Electron microscopy of silica fibers synthesized by employing E8-M13 (a, SEM, b, TEM), wild type M13 (c, SEM; d, TEM), and R4-M13 bacteriophages (e, SEM; f, TEM) as templates. E8-M13 and R4-M13 are bacteriophages that display anionic and cationic peptide on the side walls, respectively.

To further understand the virus alignment patterns in the resulting silica structures, bacteriophages (E8-M13 and M13) were conjugated with Alexa Fluor® 488-labeled anti-pIII antibody that reccognizes pIII (the tip of phage). The dye-labeled bacteriophages were employed as templates to prepare silica fibers under the same conditions as described above. The fluorescence imaging of the obtained silica was consistent with TEM imaging (Fig. 3) and confirms the proposed assembly of bacteriophages in silica (Fig. S7). For the silica fibers with bundle aligned viruses (Fig. 3d), the whole fiber is fluorescent as shown in Fig. S7B. In this kind of structure, viruses were supposed to align in a nemetic structure, with fluorescent dyes evenly distributed along the fiber. However, for the silica fibers with defined layers (Fig. S7C), there is a smectic alignment of viruses as can be seen from the periodic alignment of the dyes along the fiber, with an interval distance of 800-1000 nm, which is consistent with the length of a single phage (Fig. S7D). However, the silica fibers prepared from the antibody conjugated phages are shorter than the fibers from phages without conjugation, generally in the range of 1~2 μm.
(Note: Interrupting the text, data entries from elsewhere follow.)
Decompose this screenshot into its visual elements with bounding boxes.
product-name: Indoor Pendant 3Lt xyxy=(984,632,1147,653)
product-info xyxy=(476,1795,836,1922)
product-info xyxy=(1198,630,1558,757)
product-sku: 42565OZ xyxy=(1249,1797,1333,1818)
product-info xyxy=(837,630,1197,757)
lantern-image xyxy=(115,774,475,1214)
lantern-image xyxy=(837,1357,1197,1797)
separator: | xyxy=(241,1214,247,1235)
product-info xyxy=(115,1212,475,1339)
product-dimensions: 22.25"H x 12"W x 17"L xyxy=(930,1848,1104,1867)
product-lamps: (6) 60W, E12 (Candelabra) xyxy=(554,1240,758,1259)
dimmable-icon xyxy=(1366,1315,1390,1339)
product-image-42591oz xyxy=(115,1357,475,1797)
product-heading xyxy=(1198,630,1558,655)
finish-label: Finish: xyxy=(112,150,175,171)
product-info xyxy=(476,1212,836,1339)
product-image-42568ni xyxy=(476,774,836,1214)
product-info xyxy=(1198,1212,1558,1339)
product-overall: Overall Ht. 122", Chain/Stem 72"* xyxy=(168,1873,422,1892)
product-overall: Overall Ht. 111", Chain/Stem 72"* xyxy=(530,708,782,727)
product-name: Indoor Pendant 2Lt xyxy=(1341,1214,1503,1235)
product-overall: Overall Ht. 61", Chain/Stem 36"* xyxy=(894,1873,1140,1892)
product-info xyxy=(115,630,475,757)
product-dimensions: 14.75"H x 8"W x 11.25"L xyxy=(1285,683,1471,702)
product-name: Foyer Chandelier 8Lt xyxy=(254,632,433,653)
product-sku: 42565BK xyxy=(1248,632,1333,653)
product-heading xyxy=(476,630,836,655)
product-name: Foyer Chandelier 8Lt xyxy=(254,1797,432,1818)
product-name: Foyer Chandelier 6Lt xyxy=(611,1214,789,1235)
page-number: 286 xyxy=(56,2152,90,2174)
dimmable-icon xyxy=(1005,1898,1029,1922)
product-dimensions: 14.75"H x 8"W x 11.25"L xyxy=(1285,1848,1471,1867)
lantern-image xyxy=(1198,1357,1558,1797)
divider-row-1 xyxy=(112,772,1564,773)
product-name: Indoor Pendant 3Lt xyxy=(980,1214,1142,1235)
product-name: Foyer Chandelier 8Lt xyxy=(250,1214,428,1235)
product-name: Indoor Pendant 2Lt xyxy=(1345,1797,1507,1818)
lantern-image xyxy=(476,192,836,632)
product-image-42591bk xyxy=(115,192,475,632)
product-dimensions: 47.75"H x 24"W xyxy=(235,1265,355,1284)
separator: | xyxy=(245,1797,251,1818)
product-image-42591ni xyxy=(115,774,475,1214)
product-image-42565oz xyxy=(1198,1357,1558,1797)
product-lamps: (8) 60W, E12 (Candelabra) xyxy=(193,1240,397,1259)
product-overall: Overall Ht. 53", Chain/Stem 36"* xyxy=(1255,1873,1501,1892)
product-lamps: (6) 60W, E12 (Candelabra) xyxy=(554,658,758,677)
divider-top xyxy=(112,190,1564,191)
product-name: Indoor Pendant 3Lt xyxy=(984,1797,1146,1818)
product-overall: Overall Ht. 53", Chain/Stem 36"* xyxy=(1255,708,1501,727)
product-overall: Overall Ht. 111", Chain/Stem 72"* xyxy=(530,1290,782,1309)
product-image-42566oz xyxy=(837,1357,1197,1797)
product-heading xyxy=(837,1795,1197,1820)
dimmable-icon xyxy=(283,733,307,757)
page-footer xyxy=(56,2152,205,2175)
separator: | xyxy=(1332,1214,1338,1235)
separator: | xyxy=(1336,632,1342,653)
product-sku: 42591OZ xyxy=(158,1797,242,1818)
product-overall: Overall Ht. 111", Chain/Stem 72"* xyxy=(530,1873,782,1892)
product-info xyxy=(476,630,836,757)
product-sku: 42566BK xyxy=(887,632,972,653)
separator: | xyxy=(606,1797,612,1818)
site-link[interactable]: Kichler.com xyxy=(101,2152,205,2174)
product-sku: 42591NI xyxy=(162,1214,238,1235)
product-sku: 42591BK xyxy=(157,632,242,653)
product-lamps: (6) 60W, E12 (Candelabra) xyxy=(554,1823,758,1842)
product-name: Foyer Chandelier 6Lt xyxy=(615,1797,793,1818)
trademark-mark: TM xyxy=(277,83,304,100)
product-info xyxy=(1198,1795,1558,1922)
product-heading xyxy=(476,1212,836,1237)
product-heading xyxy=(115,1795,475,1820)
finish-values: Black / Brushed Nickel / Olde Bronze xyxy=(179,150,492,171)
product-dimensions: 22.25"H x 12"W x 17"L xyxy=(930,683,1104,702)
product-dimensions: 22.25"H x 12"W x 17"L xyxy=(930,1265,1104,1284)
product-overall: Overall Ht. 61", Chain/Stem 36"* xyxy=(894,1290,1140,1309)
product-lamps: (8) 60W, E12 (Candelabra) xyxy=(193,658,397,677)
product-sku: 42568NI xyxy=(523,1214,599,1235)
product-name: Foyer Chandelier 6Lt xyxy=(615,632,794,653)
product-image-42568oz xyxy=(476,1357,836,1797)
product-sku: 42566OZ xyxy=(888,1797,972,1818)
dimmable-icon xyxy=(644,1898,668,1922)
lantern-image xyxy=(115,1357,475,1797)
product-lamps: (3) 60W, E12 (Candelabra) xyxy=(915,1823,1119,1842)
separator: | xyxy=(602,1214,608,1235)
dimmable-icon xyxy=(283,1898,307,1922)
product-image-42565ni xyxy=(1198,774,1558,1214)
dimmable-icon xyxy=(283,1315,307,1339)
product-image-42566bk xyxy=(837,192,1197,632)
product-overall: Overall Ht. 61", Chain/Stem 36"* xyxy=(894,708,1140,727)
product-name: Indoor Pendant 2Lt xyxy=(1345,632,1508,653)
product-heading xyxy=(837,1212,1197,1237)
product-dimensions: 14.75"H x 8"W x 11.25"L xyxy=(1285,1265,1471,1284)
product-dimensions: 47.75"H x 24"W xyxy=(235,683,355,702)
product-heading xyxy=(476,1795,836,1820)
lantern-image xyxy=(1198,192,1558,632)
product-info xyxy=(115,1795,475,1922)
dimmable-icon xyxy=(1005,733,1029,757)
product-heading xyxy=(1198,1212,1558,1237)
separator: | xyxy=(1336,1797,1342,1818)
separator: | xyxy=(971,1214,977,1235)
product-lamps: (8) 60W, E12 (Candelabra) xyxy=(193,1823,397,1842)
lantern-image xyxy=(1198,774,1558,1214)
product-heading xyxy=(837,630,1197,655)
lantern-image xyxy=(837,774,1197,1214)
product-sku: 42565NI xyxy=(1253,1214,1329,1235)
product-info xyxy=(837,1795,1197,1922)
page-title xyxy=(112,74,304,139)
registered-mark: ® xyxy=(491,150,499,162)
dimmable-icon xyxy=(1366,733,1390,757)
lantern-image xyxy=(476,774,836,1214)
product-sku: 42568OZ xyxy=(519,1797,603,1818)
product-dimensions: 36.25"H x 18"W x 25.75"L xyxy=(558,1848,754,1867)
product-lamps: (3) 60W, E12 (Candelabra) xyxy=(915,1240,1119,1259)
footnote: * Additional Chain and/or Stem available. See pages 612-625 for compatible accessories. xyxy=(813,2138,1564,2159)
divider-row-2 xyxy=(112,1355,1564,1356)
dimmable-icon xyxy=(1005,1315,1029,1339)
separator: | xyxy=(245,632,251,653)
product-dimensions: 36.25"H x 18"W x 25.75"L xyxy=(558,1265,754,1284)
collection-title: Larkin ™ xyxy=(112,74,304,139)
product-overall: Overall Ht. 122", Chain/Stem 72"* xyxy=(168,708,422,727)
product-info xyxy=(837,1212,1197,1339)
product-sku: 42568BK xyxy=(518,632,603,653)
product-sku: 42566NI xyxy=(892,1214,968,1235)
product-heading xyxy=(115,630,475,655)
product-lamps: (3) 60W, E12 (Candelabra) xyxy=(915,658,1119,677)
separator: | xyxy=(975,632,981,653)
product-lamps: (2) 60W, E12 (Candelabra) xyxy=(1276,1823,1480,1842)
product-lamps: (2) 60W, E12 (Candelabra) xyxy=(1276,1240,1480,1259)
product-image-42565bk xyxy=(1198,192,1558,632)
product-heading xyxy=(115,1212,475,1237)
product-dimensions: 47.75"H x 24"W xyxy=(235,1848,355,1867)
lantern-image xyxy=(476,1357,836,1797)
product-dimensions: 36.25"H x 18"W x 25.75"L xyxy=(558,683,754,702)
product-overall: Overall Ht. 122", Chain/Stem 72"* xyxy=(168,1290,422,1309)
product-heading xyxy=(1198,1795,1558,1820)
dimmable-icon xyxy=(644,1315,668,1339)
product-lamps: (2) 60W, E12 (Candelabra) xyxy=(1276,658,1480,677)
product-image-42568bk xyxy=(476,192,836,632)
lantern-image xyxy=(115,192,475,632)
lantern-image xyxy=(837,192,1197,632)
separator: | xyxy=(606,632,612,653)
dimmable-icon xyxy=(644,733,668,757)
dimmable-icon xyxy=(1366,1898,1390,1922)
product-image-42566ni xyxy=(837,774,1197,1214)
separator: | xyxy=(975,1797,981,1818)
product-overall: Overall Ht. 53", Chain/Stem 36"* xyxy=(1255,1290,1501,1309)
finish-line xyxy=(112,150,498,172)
This may be due to the disturbance of the antibody.

To the best of our knowledge, this is the first successful synthesis of nano-structured mesoporous silica with hexagonally aligned pore structures using biotemplates via a synergistic co-assembly of bacteriophage and silica precursor species. This particular method can provide new families of mesoporous materials for potential applications in photonic and electronic nanodevices, drug release, and bioreactors. Furthermore, we demonstrated the versatility of bacteriophage in controlling the nanostructures of silica by controlling the assembly behavior through surface charge. Thus, great promise is seen in the future for the preparation of inorganic materials which includes a broad range of structural diversity.

Experimental Section

The general procedure for synthesizing mesoporous silica

The display of peptides on the side wall of phage was reported in our earlier publication.^[24] APTES was added to an aqueous solution of virus (20 mg/ml, determined using spectrophotometry with an absorption coefficient of 3.84 cm²/mg at 270 nm) at room temperature. The solution was then mixed by vortexing for about 3 min and kept in an ice-water bath for about 10 min. Next, prehyolyzed TEOS with a final concentration of 0.1 M was added and mixed by vortexing for another 3 min. The resulting mixture was allowed to stand at room temperature for 8 h. Generally, the solution became an opalescent gel after 15 min due to the formation of long silica fibers. Shaking broke the gel to form suspended flocculates which were then taken out by centrifugation and washed with water and alcohol.